When Thurman was elected to Congress in 1844, he became the youngest member of
the House of Representatives. As a Democrat, he held party positions on tariff,
land, and expansion policies, and supported the Polk administration's Mexican
War. He sided with the Whigs, however, on the issue of internal improvements.
His racial prejudice led him to favor the unsuccessful Wilmot Proviso, which
would have banned slavery from any territory gained from Mexico, and to oppose
the repeal of the Missouri Compromise prohibition on slavery north of 36' 30°.

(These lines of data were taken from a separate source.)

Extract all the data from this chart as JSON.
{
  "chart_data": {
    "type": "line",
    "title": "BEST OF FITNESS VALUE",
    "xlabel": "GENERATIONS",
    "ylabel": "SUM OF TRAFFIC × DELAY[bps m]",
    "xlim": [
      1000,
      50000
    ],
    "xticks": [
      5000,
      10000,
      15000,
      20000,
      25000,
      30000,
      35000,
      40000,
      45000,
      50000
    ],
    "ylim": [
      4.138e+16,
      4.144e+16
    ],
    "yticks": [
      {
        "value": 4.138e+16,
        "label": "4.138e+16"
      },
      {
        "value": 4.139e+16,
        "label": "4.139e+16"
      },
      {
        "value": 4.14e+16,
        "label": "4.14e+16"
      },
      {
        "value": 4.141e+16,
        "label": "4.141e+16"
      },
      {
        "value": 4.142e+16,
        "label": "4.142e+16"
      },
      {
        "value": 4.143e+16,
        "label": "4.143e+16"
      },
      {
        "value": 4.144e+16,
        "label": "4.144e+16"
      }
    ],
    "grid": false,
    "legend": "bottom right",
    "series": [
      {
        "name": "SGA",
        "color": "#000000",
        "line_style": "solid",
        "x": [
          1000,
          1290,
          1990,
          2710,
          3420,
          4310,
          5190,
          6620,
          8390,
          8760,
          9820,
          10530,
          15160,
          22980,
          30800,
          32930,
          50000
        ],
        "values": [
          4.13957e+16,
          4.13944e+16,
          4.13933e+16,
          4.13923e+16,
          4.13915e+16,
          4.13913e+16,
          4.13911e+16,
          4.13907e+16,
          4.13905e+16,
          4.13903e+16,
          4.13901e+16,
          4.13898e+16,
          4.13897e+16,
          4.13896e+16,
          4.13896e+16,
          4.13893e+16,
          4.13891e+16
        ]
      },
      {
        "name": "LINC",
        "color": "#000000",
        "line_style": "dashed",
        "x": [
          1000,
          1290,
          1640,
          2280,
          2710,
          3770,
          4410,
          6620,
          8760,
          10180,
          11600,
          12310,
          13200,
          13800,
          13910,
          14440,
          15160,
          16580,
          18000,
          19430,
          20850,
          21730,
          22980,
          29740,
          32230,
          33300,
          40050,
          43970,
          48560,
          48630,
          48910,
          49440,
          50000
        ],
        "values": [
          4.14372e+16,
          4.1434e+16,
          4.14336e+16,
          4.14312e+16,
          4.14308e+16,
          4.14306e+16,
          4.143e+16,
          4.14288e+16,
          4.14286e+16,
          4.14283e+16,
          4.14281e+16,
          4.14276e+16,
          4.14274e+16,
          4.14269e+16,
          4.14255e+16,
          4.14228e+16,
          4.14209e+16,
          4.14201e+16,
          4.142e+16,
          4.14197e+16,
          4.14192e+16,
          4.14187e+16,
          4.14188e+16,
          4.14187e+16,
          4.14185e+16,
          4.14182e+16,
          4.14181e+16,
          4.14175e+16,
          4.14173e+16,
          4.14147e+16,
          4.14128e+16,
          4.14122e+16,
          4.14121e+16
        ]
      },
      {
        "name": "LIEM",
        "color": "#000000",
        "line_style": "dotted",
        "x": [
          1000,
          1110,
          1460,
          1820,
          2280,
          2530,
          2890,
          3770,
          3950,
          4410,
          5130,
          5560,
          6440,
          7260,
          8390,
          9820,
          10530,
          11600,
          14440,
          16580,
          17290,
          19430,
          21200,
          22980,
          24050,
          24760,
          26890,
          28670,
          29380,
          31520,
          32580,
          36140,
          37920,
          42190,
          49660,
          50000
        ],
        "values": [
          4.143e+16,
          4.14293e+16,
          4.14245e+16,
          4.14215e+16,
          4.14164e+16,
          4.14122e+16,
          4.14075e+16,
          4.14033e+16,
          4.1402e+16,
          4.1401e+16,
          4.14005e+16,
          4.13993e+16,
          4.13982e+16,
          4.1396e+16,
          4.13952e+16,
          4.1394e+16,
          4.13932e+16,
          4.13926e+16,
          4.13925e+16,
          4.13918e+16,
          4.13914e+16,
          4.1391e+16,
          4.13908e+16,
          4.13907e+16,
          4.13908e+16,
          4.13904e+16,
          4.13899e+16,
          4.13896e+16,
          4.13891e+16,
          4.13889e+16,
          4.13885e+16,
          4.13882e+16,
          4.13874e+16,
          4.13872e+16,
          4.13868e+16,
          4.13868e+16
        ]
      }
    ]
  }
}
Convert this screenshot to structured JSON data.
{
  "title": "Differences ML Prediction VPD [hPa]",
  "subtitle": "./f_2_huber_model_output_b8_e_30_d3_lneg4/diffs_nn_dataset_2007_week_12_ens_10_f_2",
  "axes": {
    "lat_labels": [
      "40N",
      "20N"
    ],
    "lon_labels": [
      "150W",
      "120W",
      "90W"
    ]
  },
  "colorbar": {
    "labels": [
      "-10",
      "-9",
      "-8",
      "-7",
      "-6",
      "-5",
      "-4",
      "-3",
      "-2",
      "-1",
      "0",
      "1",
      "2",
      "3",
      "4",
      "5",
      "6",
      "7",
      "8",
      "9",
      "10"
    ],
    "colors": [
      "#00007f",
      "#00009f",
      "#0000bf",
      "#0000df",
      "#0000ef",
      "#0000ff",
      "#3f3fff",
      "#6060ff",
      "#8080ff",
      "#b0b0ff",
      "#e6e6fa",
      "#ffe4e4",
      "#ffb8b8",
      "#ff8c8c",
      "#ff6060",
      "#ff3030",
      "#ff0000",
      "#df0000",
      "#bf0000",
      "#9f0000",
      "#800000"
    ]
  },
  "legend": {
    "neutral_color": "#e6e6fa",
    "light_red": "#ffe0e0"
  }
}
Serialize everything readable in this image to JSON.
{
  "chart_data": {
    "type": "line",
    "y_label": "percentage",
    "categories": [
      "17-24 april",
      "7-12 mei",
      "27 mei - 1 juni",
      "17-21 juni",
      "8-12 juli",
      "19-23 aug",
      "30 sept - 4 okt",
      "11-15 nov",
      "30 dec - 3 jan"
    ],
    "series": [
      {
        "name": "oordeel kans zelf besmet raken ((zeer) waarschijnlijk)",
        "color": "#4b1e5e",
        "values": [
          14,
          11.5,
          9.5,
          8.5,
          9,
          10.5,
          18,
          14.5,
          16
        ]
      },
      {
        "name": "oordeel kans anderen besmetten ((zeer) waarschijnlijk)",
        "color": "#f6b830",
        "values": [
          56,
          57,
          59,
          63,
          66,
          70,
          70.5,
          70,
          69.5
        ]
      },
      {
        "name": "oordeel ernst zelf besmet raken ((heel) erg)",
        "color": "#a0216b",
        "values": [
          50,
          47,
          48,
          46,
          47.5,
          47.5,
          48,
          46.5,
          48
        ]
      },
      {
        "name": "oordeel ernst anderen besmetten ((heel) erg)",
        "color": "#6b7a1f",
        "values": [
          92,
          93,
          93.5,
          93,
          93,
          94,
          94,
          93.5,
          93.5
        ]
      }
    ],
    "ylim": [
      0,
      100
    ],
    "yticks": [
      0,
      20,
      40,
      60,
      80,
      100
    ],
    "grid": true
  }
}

Like many of his constituents, he wanted to reserve the western territory for
the settlement of whites. Thurman decided not to run for reelection, and
returned to his private law practice. In 1851 he was appointed to the state
supreme court and served for five years, one as chief justice, before returning
to his law practice.
During the Civil War, Thurman criticized Lincoln administration policies,
especially emancipation and violations of civil liberties. He supported the war
effort, but encouraged political compromise and a peaceful settlement. In 1867
he ran for governor as an opponent of black manhood suffrage, but lost narrowly
to Rutherford B. Hayes. The next year, however, the Democratic state legislature
elected Thurman to the U.S. Senate, where he was a strong voice against the
Reconstruction policies of the Republican party. During the electoral college
crisis of 1876-1877, he helped forge the solution of creating a commission to
resolve the controversy. On monetary policy, Thurman took a hard-money,
anti-national bank position beginning in the antebellum period, but by the 1870s
he opposed both the resumption of specie payments (i.e., money redeemable in
gold) and the expansion of paper currency ("greenbacks") in the money
supply.
Thurman was elected president pro tempore of the Senate before the Ohio
legislature, now in Republican hands, replaced him with John Sherman in 1881.
Ohio Democrats nominated him as a favorite-son candidate for president in 1876,
1880, and 1884. In 1888 Grover Cleveland chose the aging Thurman to be his
vice-presidential running-mate, hoping he would appeal to conservative
Midwesterners. While Cleveland's popular percentage was higher than in 1884, the
Democratic ticket lost in the electoral college.